Fished the jetty near the bay bridge today with bw and shrimp. I was catching spot on every cast but my largest was about 5 inches. I also live lined them on my surf rod and was bringing back half a spot ( I guess small blues). Lots of dead bunker foating around too. Anyone else had a similar experience at Sandy Point lately? Any croakers or larger spot?


----------



## rarod58 (Jun 24, 2010)

Fresh/Saltmaniac said:


> Fished the jetty near the bay bridge today with bw and shrimp. I was catching spot on every cast but my largest was about 5 inches. I also live lined them on my surf rod and was bringing back half a spot ( I guess small blues). Lots of dead bunker foating around too. Anyone else had a similar experience at Sandy Point lately? Any croakers or larger spot?

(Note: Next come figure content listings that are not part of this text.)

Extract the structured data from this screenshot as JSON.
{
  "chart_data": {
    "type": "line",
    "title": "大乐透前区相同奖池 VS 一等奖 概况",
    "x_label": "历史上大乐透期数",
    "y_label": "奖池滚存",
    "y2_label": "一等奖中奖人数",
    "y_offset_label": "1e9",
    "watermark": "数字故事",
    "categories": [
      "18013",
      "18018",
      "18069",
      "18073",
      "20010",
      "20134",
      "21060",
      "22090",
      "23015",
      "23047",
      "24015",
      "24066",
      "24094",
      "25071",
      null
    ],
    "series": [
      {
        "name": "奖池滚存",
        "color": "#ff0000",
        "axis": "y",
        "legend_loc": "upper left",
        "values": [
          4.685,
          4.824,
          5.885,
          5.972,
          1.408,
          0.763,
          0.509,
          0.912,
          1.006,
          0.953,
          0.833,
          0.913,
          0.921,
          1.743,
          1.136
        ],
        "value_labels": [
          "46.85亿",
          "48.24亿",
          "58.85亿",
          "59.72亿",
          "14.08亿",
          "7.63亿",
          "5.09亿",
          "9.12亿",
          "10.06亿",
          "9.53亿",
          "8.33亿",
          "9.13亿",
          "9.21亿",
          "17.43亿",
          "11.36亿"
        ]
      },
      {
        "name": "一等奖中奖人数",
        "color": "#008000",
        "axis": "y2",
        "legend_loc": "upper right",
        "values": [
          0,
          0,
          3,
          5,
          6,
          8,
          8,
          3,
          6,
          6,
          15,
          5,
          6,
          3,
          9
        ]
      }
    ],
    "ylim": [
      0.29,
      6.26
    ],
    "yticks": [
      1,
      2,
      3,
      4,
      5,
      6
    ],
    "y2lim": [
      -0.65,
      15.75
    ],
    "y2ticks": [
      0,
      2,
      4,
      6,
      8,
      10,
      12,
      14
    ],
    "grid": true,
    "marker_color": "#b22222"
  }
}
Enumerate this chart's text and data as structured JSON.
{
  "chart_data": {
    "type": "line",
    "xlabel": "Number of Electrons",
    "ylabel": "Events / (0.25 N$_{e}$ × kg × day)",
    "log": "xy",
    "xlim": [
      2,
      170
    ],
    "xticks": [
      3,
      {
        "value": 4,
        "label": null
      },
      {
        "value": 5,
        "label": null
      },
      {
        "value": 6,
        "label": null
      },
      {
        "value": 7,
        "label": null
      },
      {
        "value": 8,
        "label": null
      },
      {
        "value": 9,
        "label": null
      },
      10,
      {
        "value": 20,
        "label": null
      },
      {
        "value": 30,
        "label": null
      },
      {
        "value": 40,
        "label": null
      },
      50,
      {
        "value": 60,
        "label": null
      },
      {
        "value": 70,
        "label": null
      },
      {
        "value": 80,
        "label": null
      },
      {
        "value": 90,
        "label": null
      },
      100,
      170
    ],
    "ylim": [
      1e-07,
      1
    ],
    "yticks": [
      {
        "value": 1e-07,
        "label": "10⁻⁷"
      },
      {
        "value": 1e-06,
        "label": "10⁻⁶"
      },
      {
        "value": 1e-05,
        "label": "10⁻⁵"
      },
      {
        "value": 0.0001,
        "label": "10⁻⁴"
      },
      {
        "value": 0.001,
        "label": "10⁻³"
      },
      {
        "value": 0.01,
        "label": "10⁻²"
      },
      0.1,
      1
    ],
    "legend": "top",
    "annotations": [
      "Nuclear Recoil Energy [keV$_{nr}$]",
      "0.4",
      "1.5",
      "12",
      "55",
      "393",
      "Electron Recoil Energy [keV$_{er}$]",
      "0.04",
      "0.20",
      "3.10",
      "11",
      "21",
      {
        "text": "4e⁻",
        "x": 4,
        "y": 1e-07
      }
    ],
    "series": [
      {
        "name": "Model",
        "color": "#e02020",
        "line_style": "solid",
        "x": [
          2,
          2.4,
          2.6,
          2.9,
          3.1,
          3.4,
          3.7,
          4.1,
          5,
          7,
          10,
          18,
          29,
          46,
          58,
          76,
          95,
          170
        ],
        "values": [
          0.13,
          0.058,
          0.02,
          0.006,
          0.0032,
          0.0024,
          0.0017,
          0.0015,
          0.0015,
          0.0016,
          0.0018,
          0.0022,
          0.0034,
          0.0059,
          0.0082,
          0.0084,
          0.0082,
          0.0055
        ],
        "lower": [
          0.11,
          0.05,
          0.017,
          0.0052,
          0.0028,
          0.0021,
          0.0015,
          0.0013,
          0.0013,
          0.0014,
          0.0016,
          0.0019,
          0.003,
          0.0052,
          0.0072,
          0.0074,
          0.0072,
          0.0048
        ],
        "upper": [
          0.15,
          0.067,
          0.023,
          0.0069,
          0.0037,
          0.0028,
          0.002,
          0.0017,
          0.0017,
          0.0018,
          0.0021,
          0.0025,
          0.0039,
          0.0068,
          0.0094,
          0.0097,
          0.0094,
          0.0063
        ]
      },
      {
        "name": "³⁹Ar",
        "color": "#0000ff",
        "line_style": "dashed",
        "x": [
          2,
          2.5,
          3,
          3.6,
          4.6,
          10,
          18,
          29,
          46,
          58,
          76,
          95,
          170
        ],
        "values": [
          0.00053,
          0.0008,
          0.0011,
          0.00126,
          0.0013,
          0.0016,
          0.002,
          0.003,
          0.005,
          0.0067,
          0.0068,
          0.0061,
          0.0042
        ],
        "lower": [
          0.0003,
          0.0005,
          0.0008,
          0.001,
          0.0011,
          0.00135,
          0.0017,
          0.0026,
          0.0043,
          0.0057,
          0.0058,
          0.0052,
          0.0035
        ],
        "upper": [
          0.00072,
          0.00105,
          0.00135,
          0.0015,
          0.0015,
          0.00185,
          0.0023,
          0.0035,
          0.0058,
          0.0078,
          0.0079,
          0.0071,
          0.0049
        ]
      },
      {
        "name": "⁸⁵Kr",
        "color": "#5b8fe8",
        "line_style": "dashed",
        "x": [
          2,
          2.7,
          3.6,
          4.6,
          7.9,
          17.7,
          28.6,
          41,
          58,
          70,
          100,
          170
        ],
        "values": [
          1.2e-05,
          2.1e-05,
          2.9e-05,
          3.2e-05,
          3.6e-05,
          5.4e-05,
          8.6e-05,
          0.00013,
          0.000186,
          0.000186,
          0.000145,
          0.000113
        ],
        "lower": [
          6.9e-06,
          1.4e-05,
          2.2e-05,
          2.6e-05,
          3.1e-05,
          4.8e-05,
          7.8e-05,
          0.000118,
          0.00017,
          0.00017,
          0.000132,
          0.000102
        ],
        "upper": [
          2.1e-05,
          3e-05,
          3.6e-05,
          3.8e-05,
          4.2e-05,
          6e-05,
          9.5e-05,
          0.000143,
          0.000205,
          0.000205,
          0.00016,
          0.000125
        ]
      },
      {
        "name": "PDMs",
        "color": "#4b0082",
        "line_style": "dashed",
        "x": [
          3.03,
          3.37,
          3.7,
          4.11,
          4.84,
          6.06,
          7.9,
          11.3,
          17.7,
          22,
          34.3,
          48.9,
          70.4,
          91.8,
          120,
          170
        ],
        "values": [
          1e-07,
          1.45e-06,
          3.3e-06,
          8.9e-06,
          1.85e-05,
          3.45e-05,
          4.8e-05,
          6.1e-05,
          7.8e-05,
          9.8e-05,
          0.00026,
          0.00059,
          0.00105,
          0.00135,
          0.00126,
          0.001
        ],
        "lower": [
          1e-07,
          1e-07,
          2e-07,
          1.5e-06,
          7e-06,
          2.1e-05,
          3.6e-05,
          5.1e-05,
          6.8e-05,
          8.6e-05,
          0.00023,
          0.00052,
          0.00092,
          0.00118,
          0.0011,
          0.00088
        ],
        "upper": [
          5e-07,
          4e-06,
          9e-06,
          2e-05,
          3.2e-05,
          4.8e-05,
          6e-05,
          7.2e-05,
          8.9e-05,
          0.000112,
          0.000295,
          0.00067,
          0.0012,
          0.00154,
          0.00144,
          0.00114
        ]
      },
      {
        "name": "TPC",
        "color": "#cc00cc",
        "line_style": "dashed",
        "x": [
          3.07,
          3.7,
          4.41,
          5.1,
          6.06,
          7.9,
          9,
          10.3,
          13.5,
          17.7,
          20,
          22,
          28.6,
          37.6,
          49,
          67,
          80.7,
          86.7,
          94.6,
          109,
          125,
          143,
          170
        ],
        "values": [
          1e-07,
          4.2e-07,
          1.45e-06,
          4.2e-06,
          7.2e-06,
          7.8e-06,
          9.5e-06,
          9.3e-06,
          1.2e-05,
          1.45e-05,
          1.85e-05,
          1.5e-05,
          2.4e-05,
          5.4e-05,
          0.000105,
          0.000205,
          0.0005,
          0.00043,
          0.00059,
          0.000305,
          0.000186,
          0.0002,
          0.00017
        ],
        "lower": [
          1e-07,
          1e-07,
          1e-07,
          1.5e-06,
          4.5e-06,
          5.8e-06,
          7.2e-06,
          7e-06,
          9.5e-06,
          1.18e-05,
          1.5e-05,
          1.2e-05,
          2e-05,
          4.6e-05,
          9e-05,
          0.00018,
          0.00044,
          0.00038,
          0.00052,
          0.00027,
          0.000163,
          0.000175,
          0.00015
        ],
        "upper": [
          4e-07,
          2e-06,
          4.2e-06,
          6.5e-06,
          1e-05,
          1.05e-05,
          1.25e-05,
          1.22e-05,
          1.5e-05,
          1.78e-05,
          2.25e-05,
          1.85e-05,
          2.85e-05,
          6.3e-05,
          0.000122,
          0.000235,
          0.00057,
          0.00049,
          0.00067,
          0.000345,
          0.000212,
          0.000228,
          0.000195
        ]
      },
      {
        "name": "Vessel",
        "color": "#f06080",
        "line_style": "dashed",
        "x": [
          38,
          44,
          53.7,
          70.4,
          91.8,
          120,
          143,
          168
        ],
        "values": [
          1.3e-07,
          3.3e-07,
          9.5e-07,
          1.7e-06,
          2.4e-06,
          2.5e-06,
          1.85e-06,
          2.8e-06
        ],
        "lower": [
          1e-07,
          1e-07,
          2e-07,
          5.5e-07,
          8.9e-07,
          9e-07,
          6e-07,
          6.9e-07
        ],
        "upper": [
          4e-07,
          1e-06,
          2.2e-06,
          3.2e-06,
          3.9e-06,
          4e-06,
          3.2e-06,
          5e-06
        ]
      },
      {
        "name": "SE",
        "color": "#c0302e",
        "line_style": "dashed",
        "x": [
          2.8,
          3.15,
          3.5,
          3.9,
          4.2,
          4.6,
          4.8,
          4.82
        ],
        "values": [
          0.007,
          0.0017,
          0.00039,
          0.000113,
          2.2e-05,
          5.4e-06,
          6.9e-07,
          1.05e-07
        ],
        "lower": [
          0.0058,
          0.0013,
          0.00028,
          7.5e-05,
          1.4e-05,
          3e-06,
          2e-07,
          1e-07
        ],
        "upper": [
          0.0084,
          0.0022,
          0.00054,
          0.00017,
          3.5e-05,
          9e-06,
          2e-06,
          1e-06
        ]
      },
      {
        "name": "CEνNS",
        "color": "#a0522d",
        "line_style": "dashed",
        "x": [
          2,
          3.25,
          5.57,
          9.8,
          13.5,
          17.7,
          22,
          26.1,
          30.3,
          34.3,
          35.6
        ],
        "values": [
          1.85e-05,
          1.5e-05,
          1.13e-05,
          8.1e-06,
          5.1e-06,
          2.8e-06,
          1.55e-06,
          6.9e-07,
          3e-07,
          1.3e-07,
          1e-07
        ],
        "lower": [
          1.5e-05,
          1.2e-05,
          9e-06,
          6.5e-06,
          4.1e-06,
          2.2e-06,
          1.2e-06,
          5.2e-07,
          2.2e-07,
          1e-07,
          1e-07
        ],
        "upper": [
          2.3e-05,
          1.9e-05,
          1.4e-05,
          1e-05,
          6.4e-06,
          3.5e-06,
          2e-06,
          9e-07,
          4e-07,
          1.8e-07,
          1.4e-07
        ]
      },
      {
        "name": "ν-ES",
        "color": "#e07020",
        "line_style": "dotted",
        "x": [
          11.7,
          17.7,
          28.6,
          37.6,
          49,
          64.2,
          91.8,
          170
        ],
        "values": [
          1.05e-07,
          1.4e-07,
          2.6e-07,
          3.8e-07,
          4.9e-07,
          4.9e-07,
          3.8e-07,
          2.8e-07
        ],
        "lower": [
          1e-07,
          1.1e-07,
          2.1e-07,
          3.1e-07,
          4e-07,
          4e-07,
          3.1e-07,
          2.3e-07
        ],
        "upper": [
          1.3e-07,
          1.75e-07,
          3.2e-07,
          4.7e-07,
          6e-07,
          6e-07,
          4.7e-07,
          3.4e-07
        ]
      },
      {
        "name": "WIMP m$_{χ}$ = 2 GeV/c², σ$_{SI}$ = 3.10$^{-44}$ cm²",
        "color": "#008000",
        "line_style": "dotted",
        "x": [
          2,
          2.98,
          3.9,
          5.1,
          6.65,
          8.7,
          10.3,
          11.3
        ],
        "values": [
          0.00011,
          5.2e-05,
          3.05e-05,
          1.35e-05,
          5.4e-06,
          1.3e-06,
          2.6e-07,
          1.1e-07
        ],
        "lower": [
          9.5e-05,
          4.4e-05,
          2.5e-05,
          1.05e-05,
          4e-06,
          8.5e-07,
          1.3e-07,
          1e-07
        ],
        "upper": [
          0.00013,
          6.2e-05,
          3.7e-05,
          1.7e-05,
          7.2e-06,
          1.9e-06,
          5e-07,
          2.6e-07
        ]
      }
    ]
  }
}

Fished the east side this afternoon. No luck either, spots were there, really small ones. Used them for live lining too but similarly, they were torn to bits - most probably by crabs. Had to pack up early when a family of four decided to claim real-estate 5 feet away from me (with 2 kids frolicking like I didn't exist, and a couple of casts by the mother crossed my lines). Of well...maybe next week. Didn't feel like getting into a battle of words or stares. Have a good week everyone!


----------



## Fresh/Saltmaniac (Apr 17, 2010)

I had a similar problem, a guy in a boat kept riding by too close to the jetty and cut my line with his prop. I asked him not to get too close but he either didn't hear me, didn't understand english, or was trying to get on my nerves.


----------